Other possible options

  • The fragmented block of slotn must consult the beacon chain block of slot n-1 instead of slot n. Such a measure would allow each time slot to occur in parallel, rather than in tandem, thereby reducing slot time, at the expense of causing cross-sliced ​​communication time to rise from 1 time slot to 2 time slots.
  • If a block proposer tries to expand the block size to more than 64KB (note: target 128kB), he needs to generate 64kB of data first, then let the cross-linking committee sign it, then they can add a reference to the first Signed 64kB data, and so on. This will encourage block creators to submit partial completion versions of their blocks every few seconds, creating a mechanism for pre-validation.

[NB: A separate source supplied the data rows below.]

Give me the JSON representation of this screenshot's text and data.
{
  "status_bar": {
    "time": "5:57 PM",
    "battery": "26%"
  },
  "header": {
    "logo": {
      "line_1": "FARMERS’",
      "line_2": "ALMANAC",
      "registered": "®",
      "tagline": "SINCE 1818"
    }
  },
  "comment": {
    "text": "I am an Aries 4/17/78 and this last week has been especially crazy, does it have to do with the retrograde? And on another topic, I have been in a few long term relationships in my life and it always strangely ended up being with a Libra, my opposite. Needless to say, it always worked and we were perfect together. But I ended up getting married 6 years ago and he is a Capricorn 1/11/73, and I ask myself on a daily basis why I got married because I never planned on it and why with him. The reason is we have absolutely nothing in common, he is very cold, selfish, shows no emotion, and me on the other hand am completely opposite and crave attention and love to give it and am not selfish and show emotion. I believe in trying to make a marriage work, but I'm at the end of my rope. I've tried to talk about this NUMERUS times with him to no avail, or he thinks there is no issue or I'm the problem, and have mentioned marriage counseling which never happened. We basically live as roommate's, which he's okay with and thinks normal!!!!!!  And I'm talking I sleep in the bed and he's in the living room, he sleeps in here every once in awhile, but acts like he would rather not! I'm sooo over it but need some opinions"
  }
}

  • Accelerate the development of secret leader elections (for simplicity, even an anonymous ring signature version of about 8 to 16 people can make a difference).
  • Rather than using a "forced embedding" mechanism, we might as well seek a simpler alternative: each shard maintains an "incoming random number" and an "outgoing random number" for each of the remaining shards (ie 8 * 64) * 2 = 1024-byte status), a fragment-made receipt will need to be manually added and processed by the fragment receivers in order. Receipt generation will be limited to a small receipt for each target shard in each block to ensure that one shard can process all incoming receipts, even if all shards simultaneously distribute receipts to it.